The new company will include BHP’s aluminium, silver, South African coal, managanese and nickel businesses

BHP Billiton, the world’s biggest miner, has pulled the trigger on a demerger of a host of its lesser mines to create a new business valued at up to $15 billion (£9.3 billion).

The new company, as yet unnamed but dubbed “Spinco” by analysts, will list in Australia and Johannesburg but not in London, where BHP shares are traded.

It will include BHP’s aluminium, silver, South African coal, managanese and nickel businesses. It will employ 240,000 people and be headed by BHP’s current finance director Graham Kerr.

The news came as BHP reported a 10 per cent rise in annual profits to $13.4 billion, slightly below City forecasts of $13.6 billion. Its shares fell 4 per cent, or 82p, to 1985p.

“The assets that would form the new company are not of the same size as those in our major basins but many are among the largest and highest quality in their sectors,” said BHP chief executive Andrew Mackenzie. “We believe they will be more valuable in a purpose-built, independent company than they would be in BHP Billiton.”
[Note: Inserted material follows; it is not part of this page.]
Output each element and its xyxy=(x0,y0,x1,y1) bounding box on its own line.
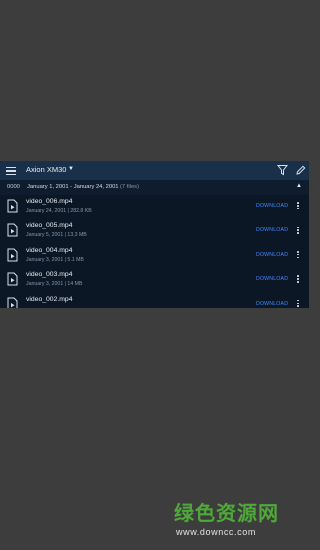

The move comes after a decade of rapid expansion by global mining giants which has seen them spend more than $600 billion on acquisitions with mixed results. BHP Billiton was itself the product of a massive merger in 2001.

There had been speculation that Mick Davis, a former boss of Billiton and then founder of Xstrata which was taken over by Glencore last year, might be a potential bidder for BHP’s unwanted assets.

But the fact that Mackenzie is pushing ahead with the demerger suggests that the $3.75 billion Davis has raised in his latest vehicle, X2 Resources, may go elsewhere.

Mackenzie said the leaner BHP would  “significantly increase BHP Billiton’s focus on the exceptionally large resource basins that underpin its competitive advantage. As we move towards a simpler portfolio, comprised of our pillars of iron ore, copper, coal, petroleum and potentially potash, we will become a higher-margin, higher-return business.”

The new company will be based in Perth, Western Australia. It chose not to list in London because it was unlikely to qualify for inclusion in FTSE indices.